Whenever you buy hearing aids, they almost always come with a small plastic case. As I’ve been trying different hearing aids over the last couple of months, I’ve ended up with a reasonable collection of hearing aids cases, from different manufacturers. These have a range of features. Sometimes it’s a bit unclear how the designers expect you to use the cases, other times they’ve put a bit of thought into it. Below I’ve rated each of the cases I’ve received, along with a few notes on each.
I would use these cases whenever I need to put my hearing aids somewhere safe, possibly for transport – e.g. I might put them in my bag while swimming, or maybe while I’m riding my bike. Overnight I’ll generally store them in a drying kit, but other times they’ll be put in the case. The case should be able to safely store the aids, and ideally it will have a compartment for carrying useful accessories – spare batteries, cleaning tools, that sort of thing.
Here’s the collection I’ve amassed so far:
Let’s go through them one by one, in the order I’ve picked them up. First up is the small Widex case I got around 1999:
I like the relatively small size of this case, and the soft interior lid, which gives the aids some protection. Easy to put in the pocket. No place for spare batteries or tools though. Overall rating: Good
Next up is the case I received with my second set of Widex aids, around 2006-2007:
This is my current go-to case. It is bigger than the previous case, but it’s still small enough to put in a man’s pocket, if required. It’s got the hard outside, with softer inside that I like. It’s also got a little storage space to put spare batteries and tools. On the inside of the lid, you can see the pack of spare wax guard filters. It’s a nice touch being able to slot those in there. The designers have clearly put some thought into how people use these. Overall rating: Excellent.
Now, let’s move on to some of the cases I’ve received as part of my recent testing. Phonak really go to town, starting with a large soft case, which contains a smaller soft case, and a smaller hard-sided case. It has room for all manuals, tools, everything. Unfortunately this overall case is pretty large, as you can see in the earlier photo.
I’ve ended up with two of these, which is over-kill really. I don’t know who needs this great big case. I ended up with two of the smaller hard-sided cases from Phonak too, one slightly large, but both pretty small:
These are both very nice little cases. Nice and small, but still have some protection for the aids, and they have storage space for tools and batteries. Well thought out. Phonak also gave me this soft-sided case, but I have no idea where to use it, as it really offers no protection:
Overall, Phonak seems to be trying to cater to everyone. But they end up shipping a bunch of stuff that no-one really needs. Ultimately, I would probably only use the smallest plastic case, and everything else could be thrown away. Overall rating: Very good (would have been excellent, but they ship too much extra stuff)

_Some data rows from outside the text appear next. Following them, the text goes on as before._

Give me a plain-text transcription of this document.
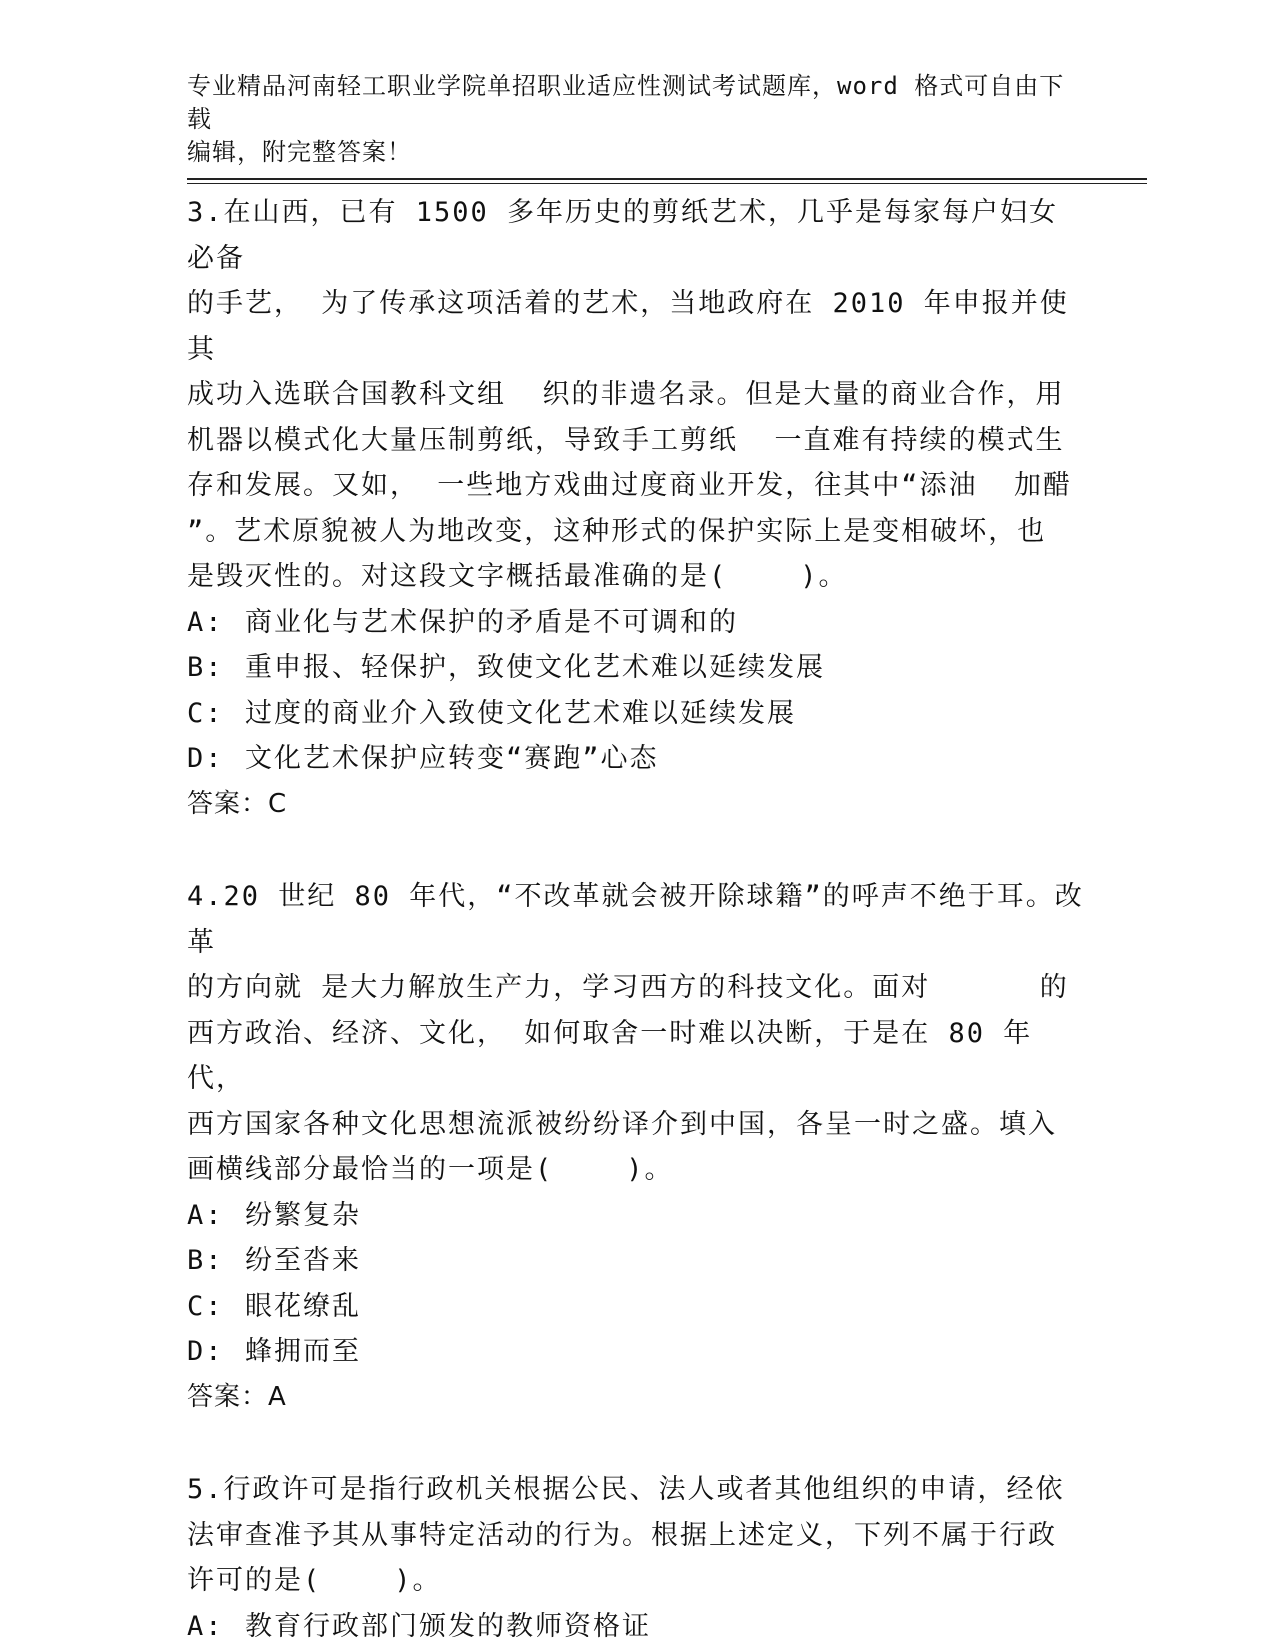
专业精品河南轻工职业学院单招职业适应性测试考试题库，word 格式可自由下载
编辑，附完整答案！

3.在山西，已有 1500 多年历史的剪纸艺术，几乎是每家每户妇女必备

的手艺， 为了传承这项活着的艺术，当地政府在 2010 年申报并使其

成功入选联合国教科文组  织的非遗名录。但是大量的商业合作，用

机器以模式化大量压制剪纸，导致手工剪纸  一直难有持续的模式生

存和发展。又如， 一些地方戏曲过度商业开发，往其中“添油  加醋

”。艺术原貌被人为地改变，这种形式的保护实际上是变相破坏，也

是毁灭性的。对这段文字概括最准确的是(    )。

A: 商业化与艺术保护的矛盾是不可调和的

B: 重申报、轻保护，致使文化艺术难以延续发展

C: 过度的商业介入致使文化艺术难以延续发展

D: 文化艺术保护应转变“赛跑”心态

答案：C

4.20 世纪 80 年代，“不改革就会被开除球籍”的呼声不绝于耳。改革

的方向就 是大力解放生产力，学习西方的科技文化。面对      的

西方政治、经济、文化， 如何取舍一时难以决断，于是在 80 年代，

西方国家各种文化思想流派被纷纷译介到中国，各呈一时之盛。填入

画横线部分最恰当的一项是(    )。

A: 纷繁复杂

B: 纷至沓来

C: 眼花缭乱

D: 蜂拥而至

答案：A

5.行政许可是指行政机关根据公民、法人或者其他组织的申请，经依

法审查准予其从事特定活动的行为。根据上述定义，下列不属于行政

许可的是(    )。

A: 教育行政部门颁发的教师资格证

Finally, the Oticon case that came with the most recent pair of aids I’m trying:
I’m not really impressed by this case. It’s a nice looking slide out case – not much chance of it accidentally flipping open, as the Widex cases are prone to do. But inside, it’s all hard edges, and there’s nowhere to put spare bits and pieces. It’s quite a large interior space, and they could have had something there, but they just didn’t seem to bother. Overall rating: Below Average
I’m undecided on keeping my Oticon aids. Possibly I’ll return them, and try the new Widex Dream aids in a few months, when they become available. I wonder what 2013 will bring for new case design from Widex?